Petit retour en arrière. Novembre 2011 , le cartel de la drogue mexicain «Los Zetas» courbe l'échine face aux Anonymous locaux, en acceptant de libérer un de leurs membres, enlevé à Veracruz. Le collectif avait menacé de révéler l'identité des alliés des narcotrafiquants au sein d'institutions mexicaines. «En Amérique latine, les Anonymous sont très actifs dans la lutte contre la corruption, une problématique spécifique à cette région du monde», explique Nicolas Danet, coauteur, avec Frédéric Bardeau de l'ouvrage Anonymous, peuvent-ils changer le monde?
Des actions de plus en plus spectaculaires
Dernièrement, les Anonymous français ont réussi à pirater le site de la Hadopi (Haute Autorité pour la diffusion des oeuvres et la protection des droits sur Internet), mettant la main sur de nombreux mails comprenant des détails techniques sur la manière employée pour surveiller les fichiers échangés sur les réseaux peer-to-peer.
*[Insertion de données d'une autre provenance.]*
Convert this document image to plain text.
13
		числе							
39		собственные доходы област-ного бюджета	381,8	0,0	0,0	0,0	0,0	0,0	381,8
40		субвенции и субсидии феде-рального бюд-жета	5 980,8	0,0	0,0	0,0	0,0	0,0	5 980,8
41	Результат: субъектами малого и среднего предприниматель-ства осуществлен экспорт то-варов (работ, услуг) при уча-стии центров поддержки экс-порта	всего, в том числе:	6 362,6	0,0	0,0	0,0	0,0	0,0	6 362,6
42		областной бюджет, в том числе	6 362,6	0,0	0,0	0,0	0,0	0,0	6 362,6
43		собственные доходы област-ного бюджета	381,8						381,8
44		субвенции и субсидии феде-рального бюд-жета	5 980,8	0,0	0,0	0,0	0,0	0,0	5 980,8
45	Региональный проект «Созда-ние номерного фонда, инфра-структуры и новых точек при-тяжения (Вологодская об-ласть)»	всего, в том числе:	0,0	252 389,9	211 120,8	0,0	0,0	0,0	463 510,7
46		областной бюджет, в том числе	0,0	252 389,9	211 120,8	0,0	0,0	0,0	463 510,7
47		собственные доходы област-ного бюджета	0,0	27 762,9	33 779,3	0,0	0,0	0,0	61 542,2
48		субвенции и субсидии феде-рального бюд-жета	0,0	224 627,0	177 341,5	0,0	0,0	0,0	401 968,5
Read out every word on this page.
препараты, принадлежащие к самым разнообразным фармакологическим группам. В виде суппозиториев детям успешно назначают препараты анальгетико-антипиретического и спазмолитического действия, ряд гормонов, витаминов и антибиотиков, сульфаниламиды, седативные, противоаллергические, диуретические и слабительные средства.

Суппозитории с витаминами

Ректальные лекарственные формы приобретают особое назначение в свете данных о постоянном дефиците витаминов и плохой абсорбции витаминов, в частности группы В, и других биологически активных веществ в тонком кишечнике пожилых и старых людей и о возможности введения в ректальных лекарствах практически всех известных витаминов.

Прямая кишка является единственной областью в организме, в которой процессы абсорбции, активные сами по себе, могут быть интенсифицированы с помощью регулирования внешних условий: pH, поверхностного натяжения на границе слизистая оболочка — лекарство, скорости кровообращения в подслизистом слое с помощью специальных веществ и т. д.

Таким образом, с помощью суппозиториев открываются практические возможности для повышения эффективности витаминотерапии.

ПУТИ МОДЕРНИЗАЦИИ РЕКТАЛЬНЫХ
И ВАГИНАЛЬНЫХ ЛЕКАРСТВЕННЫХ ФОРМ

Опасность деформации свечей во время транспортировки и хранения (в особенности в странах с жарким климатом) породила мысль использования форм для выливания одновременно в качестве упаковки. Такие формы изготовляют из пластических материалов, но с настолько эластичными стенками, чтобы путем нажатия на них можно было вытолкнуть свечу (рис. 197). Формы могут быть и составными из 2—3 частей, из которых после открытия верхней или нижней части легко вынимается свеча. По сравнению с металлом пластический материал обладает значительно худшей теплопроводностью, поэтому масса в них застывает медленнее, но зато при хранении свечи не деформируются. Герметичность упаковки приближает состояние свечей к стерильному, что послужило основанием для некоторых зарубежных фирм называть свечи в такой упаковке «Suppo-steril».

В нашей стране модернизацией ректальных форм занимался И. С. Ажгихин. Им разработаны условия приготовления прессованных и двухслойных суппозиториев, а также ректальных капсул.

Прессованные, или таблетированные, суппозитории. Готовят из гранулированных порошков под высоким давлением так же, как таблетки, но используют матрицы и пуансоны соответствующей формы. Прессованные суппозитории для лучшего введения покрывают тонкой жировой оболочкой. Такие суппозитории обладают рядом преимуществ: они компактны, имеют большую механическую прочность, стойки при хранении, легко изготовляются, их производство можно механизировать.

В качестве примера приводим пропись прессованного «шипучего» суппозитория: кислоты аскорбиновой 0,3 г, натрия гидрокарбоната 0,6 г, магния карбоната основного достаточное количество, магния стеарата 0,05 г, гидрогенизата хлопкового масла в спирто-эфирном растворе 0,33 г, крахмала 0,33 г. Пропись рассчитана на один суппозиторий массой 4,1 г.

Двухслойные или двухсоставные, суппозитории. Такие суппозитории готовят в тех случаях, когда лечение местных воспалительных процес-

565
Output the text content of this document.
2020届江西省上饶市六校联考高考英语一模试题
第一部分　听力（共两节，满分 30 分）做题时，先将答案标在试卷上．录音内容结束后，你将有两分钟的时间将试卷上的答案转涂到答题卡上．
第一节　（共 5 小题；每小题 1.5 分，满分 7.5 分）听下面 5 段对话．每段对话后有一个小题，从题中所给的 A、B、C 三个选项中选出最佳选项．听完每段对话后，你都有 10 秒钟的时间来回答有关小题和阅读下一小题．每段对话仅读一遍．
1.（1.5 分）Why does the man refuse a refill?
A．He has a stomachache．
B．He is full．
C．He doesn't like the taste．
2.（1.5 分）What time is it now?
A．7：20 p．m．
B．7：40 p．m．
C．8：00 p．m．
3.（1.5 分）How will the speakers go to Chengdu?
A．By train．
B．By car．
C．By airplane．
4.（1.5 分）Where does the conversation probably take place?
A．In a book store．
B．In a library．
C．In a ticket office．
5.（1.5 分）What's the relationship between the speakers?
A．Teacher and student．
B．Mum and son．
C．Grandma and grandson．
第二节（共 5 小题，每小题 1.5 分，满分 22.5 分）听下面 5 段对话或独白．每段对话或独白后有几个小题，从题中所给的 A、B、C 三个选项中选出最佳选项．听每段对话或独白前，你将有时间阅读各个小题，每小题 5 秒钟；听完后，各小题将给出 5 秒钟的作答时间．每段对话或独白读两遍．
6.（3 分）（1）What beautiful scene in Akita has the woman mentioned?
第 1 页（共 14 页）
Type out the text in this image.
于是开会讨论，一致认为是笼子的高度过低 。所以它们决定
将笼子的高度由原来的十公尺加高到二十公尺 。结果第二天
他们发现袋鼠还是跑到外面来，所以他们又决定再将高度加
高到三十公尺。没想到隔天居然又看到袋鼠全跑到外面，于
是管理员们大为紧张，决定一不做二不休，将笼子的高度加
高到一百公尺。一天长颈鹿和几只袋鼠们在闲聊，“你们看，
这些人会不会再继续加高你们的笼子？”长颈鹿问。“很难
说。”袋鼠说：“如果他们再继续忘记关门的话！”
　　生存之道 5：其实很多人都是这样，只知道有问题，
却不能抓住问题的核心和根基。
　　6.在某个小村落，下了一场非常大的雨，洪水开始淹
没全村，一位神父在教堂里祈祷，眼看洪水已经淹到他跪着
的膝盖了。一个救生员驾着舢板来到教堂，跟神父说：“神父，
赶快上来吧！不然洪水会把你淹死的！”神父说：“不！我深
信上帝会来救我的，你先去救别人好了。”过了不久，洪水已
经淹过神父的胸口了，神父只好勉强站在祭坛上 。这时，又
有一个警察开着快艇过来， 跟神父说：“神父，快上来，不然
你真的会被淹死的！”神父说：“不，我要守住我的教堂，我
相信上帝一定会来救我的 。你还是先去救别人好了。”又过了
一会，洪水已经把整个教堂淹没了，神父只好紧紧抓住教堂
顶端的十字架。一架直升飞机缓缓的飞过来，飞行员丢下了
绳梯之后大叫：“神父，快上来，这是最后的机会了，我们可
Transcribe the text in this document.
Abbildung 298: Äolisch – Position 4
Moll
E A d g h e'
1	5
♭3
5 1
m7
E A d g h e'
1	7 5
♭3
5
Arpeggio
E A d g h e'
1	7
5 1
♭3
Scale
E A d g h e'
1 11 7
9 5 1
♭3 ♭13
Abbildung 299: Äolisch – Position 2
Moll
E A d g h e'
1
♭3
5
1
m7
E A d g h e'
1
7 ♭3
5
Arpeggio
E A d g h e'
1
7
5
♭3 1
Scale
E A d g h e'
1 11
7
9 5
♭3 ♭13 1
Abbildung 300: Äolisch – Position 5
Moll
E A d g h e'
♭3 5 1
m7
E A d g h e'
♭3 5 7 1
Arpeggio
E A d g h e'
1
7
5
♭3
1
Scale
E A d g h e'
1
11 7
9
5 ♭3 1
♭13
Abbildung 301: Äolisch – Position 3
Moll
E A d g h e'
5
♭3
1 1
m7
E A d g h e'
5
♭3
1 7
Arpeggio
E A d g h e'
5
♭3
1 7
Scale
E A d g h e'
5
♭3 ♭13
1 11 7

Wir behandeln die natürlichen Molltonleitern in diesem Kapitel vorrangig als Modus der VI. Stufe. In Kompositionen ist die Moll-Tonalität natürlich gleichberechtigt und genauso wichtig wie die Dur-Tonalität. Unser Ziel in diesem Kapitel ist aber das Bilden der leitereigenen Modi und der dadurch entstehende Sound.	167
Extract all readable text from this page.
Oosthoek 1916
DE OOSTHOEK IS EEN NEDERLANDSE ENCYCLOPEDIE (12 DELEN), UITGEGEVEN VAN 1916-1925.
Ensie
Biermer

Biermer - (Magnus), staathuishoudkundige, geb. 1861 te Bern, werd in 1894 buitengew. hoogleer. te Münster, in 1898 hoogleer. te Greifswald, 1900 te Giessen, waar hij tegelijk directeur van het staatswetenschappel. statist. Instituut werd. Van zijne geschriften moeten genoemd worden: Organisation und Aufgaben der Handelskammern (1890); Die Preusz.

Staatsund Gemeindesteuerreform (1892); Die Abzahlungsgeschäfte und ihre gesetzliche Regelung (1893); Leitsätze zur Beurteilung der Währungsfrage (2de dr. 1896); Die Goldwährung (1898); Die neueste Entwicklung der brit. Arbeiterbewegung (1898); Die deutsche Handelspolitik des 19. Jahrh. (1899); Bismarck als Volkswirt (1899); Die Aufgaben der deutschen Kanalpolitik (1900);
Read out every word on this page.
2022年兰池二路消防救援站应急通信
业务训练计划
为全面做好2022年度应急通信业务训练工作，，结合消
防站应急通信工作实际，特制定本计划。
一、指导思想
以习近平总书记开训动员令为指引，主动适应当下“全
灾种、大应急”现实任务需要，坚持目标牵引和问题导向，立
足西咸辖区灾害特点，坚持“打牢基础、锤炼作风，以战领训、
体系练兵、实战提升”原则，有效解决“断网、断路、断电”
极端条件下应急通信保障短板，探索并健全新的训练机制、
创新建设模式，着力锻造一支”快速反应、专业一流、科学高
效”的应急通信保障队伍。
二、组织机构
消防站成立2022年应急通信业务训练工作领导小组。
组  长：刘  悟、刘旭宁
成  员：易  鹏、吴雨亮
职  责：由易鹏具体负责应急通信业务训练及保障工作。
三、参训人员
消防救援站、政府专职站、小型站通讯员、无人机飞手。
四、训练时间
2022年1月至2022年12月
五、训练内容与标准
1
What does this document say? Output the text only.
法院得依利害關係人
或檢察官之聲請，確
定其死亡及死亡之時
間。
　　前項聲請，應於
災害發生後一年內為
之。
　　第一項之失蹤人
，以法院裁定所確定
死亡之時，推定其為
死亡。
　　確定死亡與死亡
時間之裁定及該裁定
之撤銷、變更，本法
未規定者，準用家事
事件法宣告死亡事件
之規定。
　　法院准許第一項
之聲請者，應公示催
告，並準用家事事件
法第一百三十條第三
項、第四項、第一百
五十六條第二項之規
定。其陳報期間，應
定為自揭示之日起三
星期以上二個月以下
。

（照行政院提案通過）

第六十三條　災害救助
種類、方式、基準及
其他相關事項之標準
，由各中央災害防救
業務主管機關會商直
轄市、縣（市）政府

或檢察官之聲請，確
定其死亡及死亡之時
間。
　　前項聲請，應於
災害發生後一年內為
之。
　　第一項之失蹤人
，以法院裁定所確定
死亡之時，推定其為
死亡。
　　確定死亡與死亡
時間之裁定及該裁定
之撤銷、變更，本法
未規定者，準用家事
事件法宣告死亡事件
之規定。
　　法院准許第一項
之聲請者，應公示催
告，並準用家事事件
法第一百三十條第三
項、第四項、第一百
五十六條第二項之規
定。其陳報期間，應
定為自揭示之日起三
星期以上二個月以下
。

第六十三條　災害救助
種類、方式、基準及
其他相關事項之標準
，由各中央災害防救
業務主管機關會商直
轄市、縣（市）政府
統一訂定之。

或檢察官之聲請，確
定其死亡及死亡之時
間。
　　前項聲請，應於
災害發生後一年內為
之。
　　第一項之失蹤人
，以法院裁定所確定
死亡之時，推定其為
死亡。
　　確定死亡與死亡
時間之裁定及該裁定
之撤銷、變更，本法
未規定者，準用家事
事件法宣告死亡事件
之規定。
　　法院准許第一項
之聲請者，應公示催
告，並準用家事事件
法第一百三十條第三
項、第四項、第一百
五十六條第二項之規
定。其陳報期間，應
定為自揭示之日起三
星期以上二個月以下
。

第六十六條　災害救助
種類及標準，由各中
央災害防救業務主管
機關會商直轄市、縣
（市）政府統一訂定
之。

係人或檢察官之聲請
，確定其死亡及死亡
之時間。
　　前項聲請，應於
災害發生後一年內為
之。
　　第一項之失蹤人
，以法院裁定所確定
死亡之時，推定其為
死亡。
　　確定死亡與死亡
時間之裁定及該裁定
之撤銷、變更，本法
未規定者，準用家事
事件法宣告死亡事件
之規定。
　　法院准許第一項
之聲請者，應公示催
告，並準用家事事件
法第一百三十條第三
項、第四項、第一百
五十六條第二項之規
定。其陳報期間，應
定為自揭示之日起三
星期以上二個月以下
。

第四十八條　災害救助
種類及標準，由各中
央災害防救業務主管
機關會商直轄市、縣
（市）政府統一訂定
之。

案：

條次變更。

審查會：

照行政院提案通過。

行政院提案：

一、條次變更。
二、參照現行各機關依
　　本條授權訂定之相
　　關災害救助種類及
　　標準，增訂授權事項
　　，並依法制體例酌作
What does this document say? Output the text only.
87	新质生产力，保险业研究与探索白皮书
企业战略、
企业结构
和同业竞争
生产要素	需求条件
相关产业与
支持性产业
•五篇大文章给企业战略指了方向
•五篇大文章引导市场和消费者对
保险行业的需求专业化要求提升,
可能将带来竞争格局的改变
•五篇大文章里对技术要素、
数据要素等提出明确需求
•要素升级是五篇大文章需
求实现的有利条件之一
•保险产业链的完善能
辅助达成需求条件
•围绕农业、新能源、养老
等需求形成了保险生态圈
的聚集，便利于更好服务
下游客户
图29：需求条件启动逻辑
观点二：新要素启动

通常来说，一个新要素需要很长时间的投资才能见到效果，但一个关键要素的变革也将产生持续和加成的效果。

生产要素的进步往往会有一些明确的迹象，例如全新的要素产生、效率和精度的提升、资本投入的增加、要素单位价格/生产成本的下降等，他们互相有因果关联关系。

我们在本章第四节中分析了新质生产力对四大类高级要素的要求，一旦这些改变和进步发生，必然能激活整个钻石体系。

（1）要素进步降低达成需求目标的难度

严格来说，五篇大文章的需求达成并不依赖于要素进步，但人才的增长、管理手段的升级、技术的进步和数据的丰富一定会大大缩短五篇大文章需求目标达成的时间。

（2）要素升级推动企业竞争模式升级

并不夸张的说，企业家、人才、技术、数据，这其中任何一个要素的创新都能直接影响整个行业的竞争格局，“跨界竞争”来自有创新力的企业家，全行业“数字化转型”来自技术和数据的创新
En effet, la colère du collectif a pris une autre dimension depuis la fermeture du site de téléchargement Megaupload, en janvier 2012. Voulant défendre «le futur de la liberté sur Internet», les Anonymous ont déployé des attaques en chaîne sur des sites gouvernementaux et de multinationales, tombés les uns après les autres: CIA, Universal, Parlement européen, ministère de l'Intérieur français, EMI, Warner, Disney... C'est dire l'étendue de leur pouvoir, et la volonté dont ils font preuve lorsqu'il s'agit de se mobiliser pour la défense de causes qu'ils estiment justes. Ces causes sont très diverses, mais, historiquement, leur cible première est l'Eglise de scientologie, qu'ils ont attaquée pour la première fois en 2008, l'estimant rétrograde pour la liberté d'expression, et donc contraire aux lois du cyberespace. Anonymous décide de l'exclure définitivement d'Internet en attaquant son site de toutes parts. Cette initiative signe l'acte de naissance officiel des Anonymous. «Plus généralement, ils s'en prennent aux sectes, luttent contre la pédophilie sur Internet ou les lobbies des ayants droit», note Nicolas Danet.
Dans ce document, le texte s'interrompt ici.